In 2003, the College of William and Mary joined with Brigham Young University to create an interdisciplinary joint initiative called Project-Level Aid, which centers on creating a web-accessible database to catalogue financial aid given to developing nations. The database monitors its effectiveness and how external factors like the environment-impact aid, and the group publishes its findings for public and government use.
“One of the main questions we’re trying to answer is, ‘Is aid effective?,’” Michael Tierney, government professor and PLAID leader, said. “‘Does it achieve the purposes for which it is given?’ In order to answer that, you need a database that has more of the foreign aid projects in the world, and one that is more accurate in terms of the type of aid that is given … We think we have that.”
PLAID is currently the largest development finance database in the world, with over 837,000 projects worth an estimated total of $4 trillion.
Tierney said that the database would also enable donor nations to contact one another.
“They can use the information in the database to help coordinate their activities,” he said. “If you’re doing a water project in Tanzania, it might help you to know who else in Tanzania is doing a water project.”
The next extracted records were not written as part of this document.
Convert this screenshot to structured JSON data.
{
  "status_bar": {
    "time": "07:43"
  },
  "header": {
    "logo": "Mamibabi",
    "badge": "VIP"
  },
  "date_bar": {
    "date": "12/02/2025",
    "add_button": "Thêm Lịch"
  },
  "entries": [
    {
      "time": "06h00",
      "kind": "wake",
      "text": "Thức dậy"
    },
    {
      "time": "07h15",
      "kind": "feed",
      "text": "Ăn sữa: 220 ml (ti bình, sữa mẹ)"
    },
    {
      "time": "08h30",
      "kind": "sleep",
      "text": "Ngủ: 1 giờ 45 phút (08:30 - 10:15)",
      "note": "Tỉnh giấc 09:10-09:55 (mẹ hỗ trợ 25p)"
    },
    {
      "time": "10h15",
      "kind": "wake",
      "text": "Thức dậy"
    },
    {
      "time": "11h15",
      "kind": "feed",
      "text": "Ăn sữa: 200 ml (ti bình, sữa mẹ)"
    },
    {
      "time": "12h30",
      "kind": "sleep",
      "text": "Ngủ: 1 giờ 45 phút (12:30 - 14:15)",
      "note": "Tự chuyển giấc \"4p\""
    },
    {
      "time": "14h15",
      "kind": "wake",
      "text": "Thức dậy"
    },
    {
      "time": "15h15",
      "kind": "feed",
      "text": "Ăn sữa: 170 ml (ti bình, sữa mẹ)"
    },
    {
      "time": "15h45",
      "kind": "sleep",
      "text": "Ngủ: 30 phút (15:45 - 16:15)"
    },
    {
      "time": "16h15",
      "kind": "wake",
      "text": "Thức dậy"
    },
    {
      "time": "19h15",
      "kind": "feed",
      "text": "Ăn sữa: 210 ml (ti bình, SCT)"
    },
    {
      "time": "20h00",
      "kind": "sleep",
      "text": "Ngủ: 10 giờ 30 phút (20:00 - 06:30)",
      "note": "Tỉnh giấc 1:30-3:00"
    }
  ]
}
PLAID is led by Tierney, economics professor Robert Hicks and sociology professor J. Timmons Roberts, and is funded by large organizations such as the Bill and Melinda Gates Foundation and by smaller private contributors. Brad Parks, a researcher with the College’s international relations department, is also involved.
Students at the College also take part in projects such as contacting government officials and compiling data too complicated to be arranged by computers.
PLAID catalogues large-and small-scale financial aid projects since 1970 and provides daily updates. The database has already collected previously unpublished data from 19 countries, and has identified at least 30 more.
Data on large donors like the United States, France and the United Kingdom is collected from the Organization for Economic Cooperation and Development. Researchers led by Jonathan Chan ’09 also contact donor countries that traditionally do not report the aid they are giving.
“My job is to contact relevant officials in the government, like their ministry of foreign affairs, and explain what we’re doing here,” he said. “We explain the benefits of reducing global poverty … We also emphasize the benefit to them in that it is good publicity.”
Chan said that the process is intensive and often lengthy.
“It can be very intimidating,” he said. “And it can take months to actually get the data.”
Last year PLAID partnered with Development Gateway, a foundation that studies international development, to create AIDdata, an internet program that combines information from the PLAID database with web-based tools that can be used to track and analyze information.
This system simplifies the process of interpreting development finance by breaking it down into smaller categories, by deciding which nations receive aid and how much. It also seeks to make this information more understandable by providing “data visualization tools,” which convert raw information into interactive maps, to making tracking financial aid patterns easier.
The project’s primary goal is to enable government officials and policy writers to make more informed decisions regarding the allocation of funds, thereby improving the overall effectiveness of the financial aid system.
The information will be available to everyone from individuals to national governments.
AIDdata will be officially launched at the Aid Transparency and Development Finance Conference at Oxford University in March.